Over the last two days, the impeachment managers have dismantled that short-sighted argument (and several others) by pointing out the obvious: an impeachment conviction not only boots a current public servant from office, but also triggers a vote to disqualify him from ever holding it again.

For a former president whose last words before leaving Washington on 20 January included the phrase, “We’ve only just begun,” and whose aides have insisted is eager to run again in 2024, that second point feels especially salient.

The impeachment trial of Mr Trump has never primarily been about protecting the US against the present danger posed by a former president watching the trial from his Mar-a-Lago resort in Palm Beach, Florida (although he does still pose a threat, the managers argued).

The damage was already done, on 6 January, when five people died and the halls of the Capitol were desecrated.

No, the managers argued on Thursday, the impeachment trial is about safeguarding the US from that man ever reclaiming the presidency to inspire more violence and attacks.

Mr Raskin, whose 58 years on this earth have been a lifelong study of America's four-page founding document, used his closing remarks on Thursday to preemptively rebut Mr Trump’s main line of defence — that putting a former president on trial for an impeachment is unconstitutional.

If a US president can incite a violent rebellion against a co-equal branch of government in the final days of his office and then simply vacate the White House to avoid any political consequences, what good does the Constitution’s impeachment power serve?

“If you don't find this a high crime and misdemeanor today you have set a new terrible standard for presidential misconduct in the United States of America,” Mr Raskin said.

“The precedent he has asked you to create, which would allow any future president to do precisely what he did, is self-evidently dangerous. … He must be convicted.”

Mr Trump’s counsel will have 16 hours over the next two days to defend the former president’s actions.

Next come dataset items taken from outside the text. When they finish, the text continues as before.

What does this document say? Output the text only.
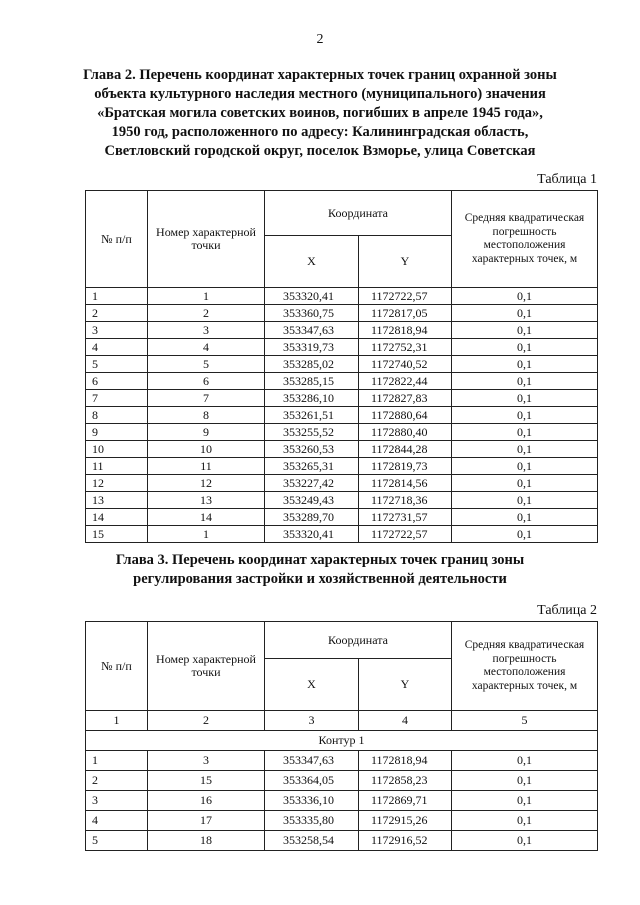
2
Глава 2. Перечень координат характерных точек границ охранной зоны
объекта культурного наследия местного (муниципального) значения
«Братская могила советских воинов, погибших в апреле 1945 года»,
1950 год, расположенного по адресу: Калининградская область,
Светловский городской округ, поселок Взморье, улица Советская
Таблица 1
№ п/п	Номер характерной точки	Координата		Средняя квадратическая погрешность местоположения характерных точек, м
		X	Y	
1	1	353320,41	1172722,57	0,1
2	2	353360,75	1172817,05	0,1
3	3	353347,63	1172818,94	0,1
4	4	353319,73	1172752,31	0,1
5	5	353285,02	1172740,52	0,1
6	6	353285,15	1172822,44	0,1
7	7	353286,10	1172827,83	0,1
8	8	353261,51	1172880,64	0,1
9	9	353255,52	1172880,40	0,1
10	10	353260,53	1172844,28	0,1
11	11	353265,31	1172819,73	0,1
12	12	353227,42	1172814,56	0,1
13	13	353249,43	1172718,36	0,1
14	14	353289,70	1172731,57	0,1
15	1	353320,41	1172722,57	0,1
Глава 3. Перечень координат характерных точек границ зоны
регулирования застройки и хозяйственной деятельности
Таблица 2
№ п/п	Номер характерной точки	Координата		Средняя квадратическая погрешность местоположения характерных точек, м
		X	Y	
1	2	3	4	5
Контур 1				
1	3	353347,63	1172818,94	0,1
2	15	353364,05	1172858,23	0,1
3	16	353336,10	1172869,71	0,1
4	17	353335,80	1172915,26	0,1
5	18	353258,54	1172916,52	0,1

They are expected to lean heavily on two arguments:

  • First, that a former president cannot be tried on impeachment articles, a claim that has been roundly rejected by most constitutional scholars from across the political spectrum; and
  • Second, that Mr Trump was simply exercising his First Amendment right to free speech when he was questioning the results of the 2020 election.

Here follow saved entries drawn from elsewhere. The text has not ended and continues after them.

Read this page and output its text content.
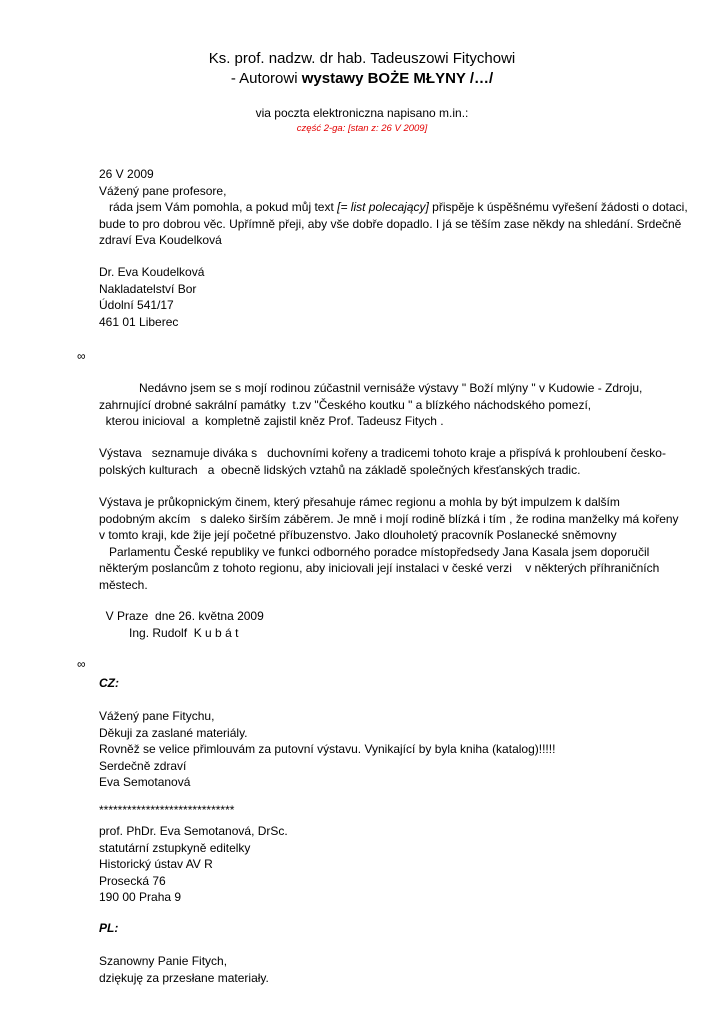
Ks. prof. nadzw. dr hab. Tadeuszowi Fitychowi
- Autorowi wystawy BOŻE MŁYNY /…/
via poczta elektroniczna napisano m.in.:
część 2-ga: [stan z: 26 V 2009]
26 V 2009
Vážený pane profesore,
ráda jsem Vám pomohla, a pokud můj text [= list polecający] přispěje k úspěšnému vyřešení žádosti o dotaci,
bude to pro dobrou věc. Upřímně přeji, aby vše dobře dopadlo. I já se těším zase někdy na shledání. Srdečně
zdraví Eva Koudelková
Dr. Eva Koudelková
Nakladatelství Bor
Údolní 541/17
461 01 Liberec
∞
Nedávno jsem se s mojí rodinou zúčastnil vernisáže výstavy " Boží mlýny " v Kudowie - Zdroju,
zahrnující drobné sakrální památky  t.zv "Českého koutku " a blízkého náchodského pomezí,
kterou inicioval  a  kompletně zajistil kněz Prof. Tadeusz Fitych .
Výstava   seznamuje diváka s   duchovními kořeny a tradicemi tohoto kraje a přispívá k prohloubení česko-
polských kulturach   a  obecně lidských vztahů na základě společných křesťanských tradic.
Výstava je průkopnickým činem, který přesahuje rámec regionu a mohla by být impulzem k dalším
podobným akcím   s daleko širším záběrem. Je mně i mojí rodině blízká i tím , že rodina manželky má kořeny
v tomto kraji, kde žije její početné příbuzenstvo. Jako dlouholetý pracovník Poslanecké sněmovny
Parlamentu České republiky ve funkci odborného poradce místopředsedy Jana Kasala jsem doporučil
některým poslancům z tohoto regionu, aby iniciovali její instalaci v české verzi    v některých příhraničních
městech.
V Praze  dne 26. května 2009
Ing. Rudolf  K u b á t
∞
CZ:
Vážený pane Fitychu,
Děkuji za zaslané materiály.
Rovněž se velice přimlouvám za putovní výstavu. Vynikající by byla kniha (katalog)!!!!!
Serdečně zdraví
Eva Semotanová
*****************************
prof. PhDr. Eva Semotanová, DrSc.
statutární zstupkyně editelky
Historický ústav AV R
Prosecká 76
190 00 Praha 9
PL:
Szanowny Panie Fitych,
dziękuję za przesłane materiały.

Impeachment manager Joe Neguse panned that second argument as a “distraction” based on an “alternative set of facts” that doesn’t accurately reflect the nature of Mr Trump’s speech on 6 January and the context surrounding it (chiefly, his months-long crusade to undermine his supporters’ faith in the election).

Mr Raskin invoked a letter from more than 140 legal scholars, including several conservatives with deep ties to the GOP, dismissing the Trump team’s First Amendment argument as “legally frivolous.”

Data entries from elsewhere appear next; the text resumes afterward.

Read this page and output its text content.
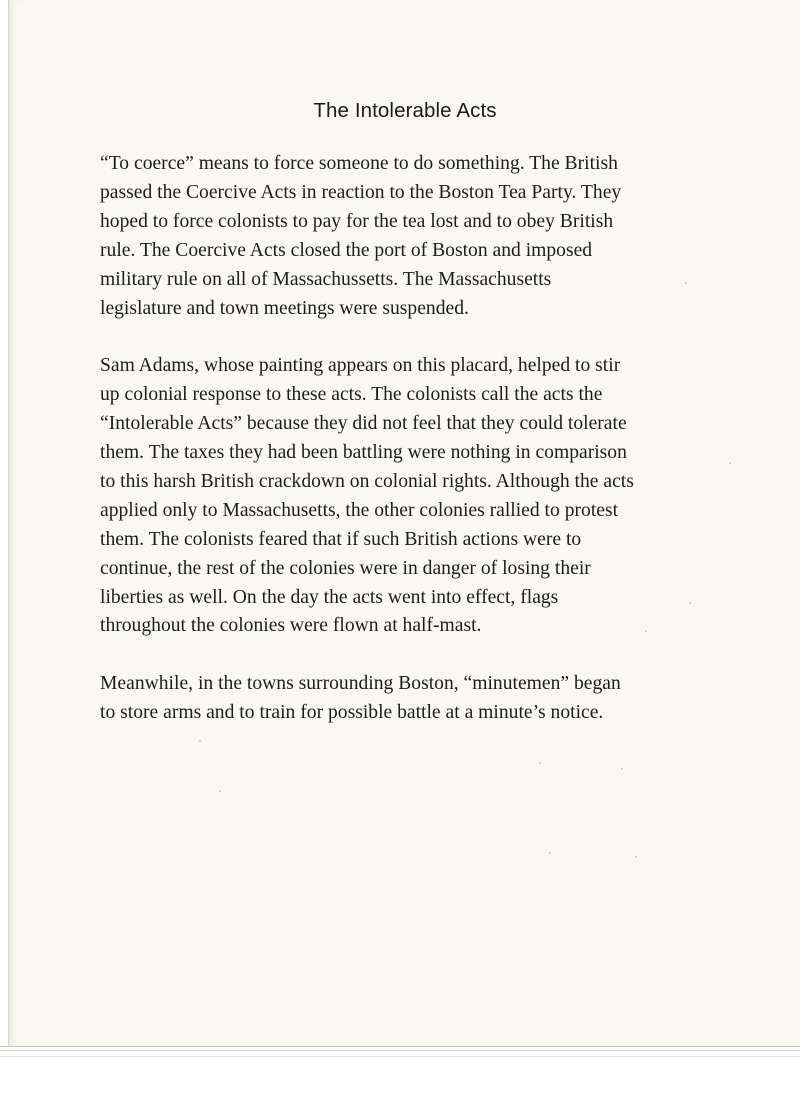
The Intolerable Acts

“To coerce” means to force someone to do something. The British
passed the Coercive Acts in reaction to the Boston Tea Party. They
hoped to force colonists to pay for the tea lost and to obey British
rule. The Coercive Acts closed the port of Boston and imposed
military rule on all of Massachussetts. The Massachusetts
legislature and town meetings were suspended.

Sam Adams, whose painting appears on this placard, helped to stir
up colonial response to these acts. The colonists call the acts the
“Intolerable Acts” because they did not feel that they could tolerate
them. The taxes they had been battling were nothing in comparison
to this harsh British crackdown on colonial rights. Although the acts
applied only to Massachusetts, the other colonies rallied to protest
them. The colonists feared that if such British actions were to
continue, the rest of the colonies were in danger of losing their
liberties as well. On the day the acts went into effect, flags
throughout the colonies were flown at half-mast.

Meanwhile, in the towns surrounding Boston, “minutemen” began
to store arms and to train for possible battle at a minute’s notice.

Never mind that political speech inciting violence — which is what happened at the Capitol on 6 January, the managers have alleged — is not protected under the First Amendment, per a precedent set by the Supreme Court in the 1969 case Brandenburg v Ohio.

None of those free speech arguments even apply in a court of impeachment, where the very senators who sit as a jury decide for themselves the rules governing the process.

“I mentioned the Brandenburg standard not because it applies here. Of course it doesn't, since this is an impeachment. It's not a criminal trial,” Mr Raskin said. “There's no risk of jail time, let's be clear about that. The President doesn't go to jail for one week, one day, one hour or one minute based on impeachment and conviction and disqualification from further office.”

All that is to say, Mr Trump faces no imminent punishment from an impeachment conviction.

No one is coming to strip away his life, his liberty, his property.

No one is forcing him to run again for president.

“There are hundreds of millions of citizens who can be president,” Mr Raskin said.

“Donald Trump has disqualified himself, and you must disqualify him.”